Improve documentation for resuming training runs
lerobot/examples/4_train_policy_with_script.md guides users to point CLI arg config_path to the directory containing the train_config.json file rather than the json file itself which doesnt work.
Put explicitly,
python lerobot/scripts/train.py \
--config_path=outputs/train/run_resumption/checkpoints/last/pretrained_model/ \
--resume=true
is wrong and should be corrected to
python lerobot/scripts/train.py \
--config_path=outputs/train/run_resumption/checkpoints/last/pretrained_model/train_config.json \
--resume=true
Furthermore, if the training run to be resumed uses wandb for logging and the user did not initially provide a wandb run id, the user must pass in the corresponding wandb run id as the train_config.json does not save it. The documentation should specify that wandb.run_id should be provided with resumption. Or, more conveniently, the id should be saved somewhere with the checkpoint.
Also, I tried to resume training with a newly collected dataset, it seems like this isn't possible yet? or did I just don something wrong?

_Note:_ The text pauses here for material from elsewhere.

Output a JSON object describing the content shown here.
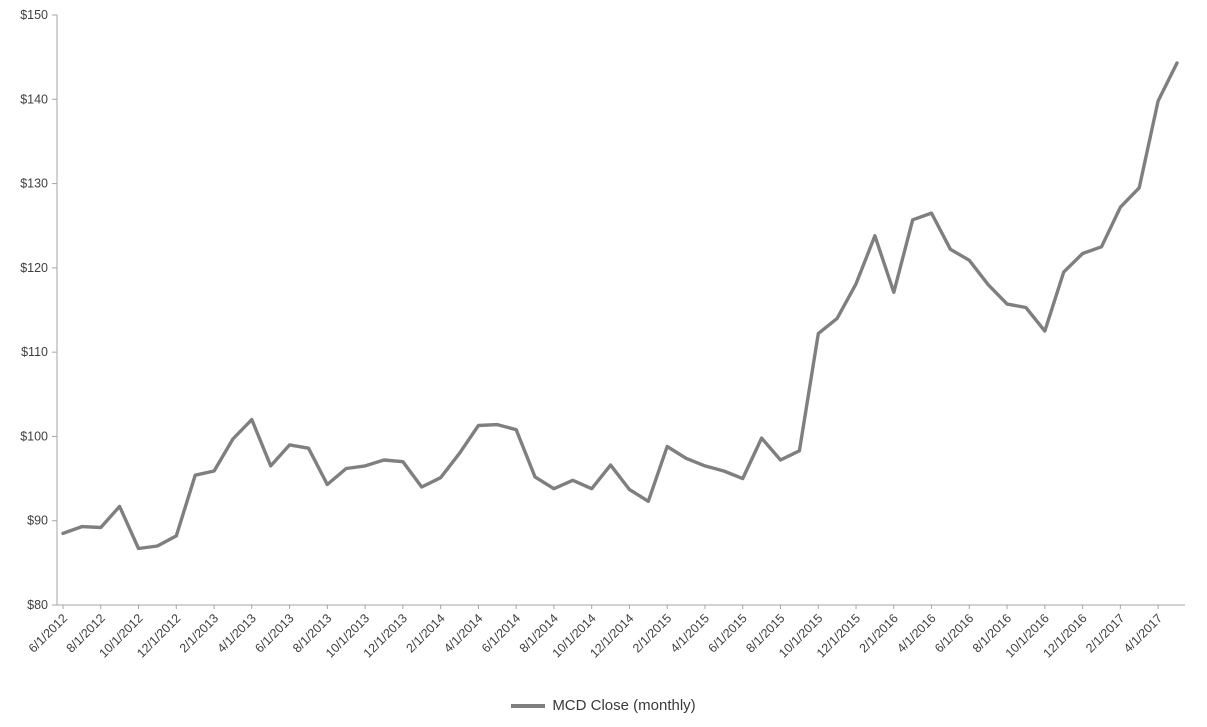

lerobot/examples/4_train_policy_with_script.mdguides users to point CLI argconfig_pathto the directory containing the train_config.json file rather than the json file itself which doesnt work.Put explicitly,
python lerobot/scripts/train.py \ --config_path=outputs/train/run_resumption/checkpoints/last/pretrained_model/ \ --resume=trueis wrong and should be corrected to
python lerobot/scripts/train.py \ --config_path=outputs/train/run_resumption/checkpoints/last/pretrained_model/train_config.json \ --resume=true
Would also love to see this fixed. I see two options:
- if this is desired, update the markdown file
- if not, add a check in the code and distinguish between both cases for the
pretrained_path
I would be willing to submit a PR for this quick fix if someone from the Lerobot team can clarify which option to take.
Yes! The current documentation and implementation is very confusing. It would also be great to see clear documentation for both resuming a training run, and starting a new training run by initializing model weights with a pre-trained checkpoint.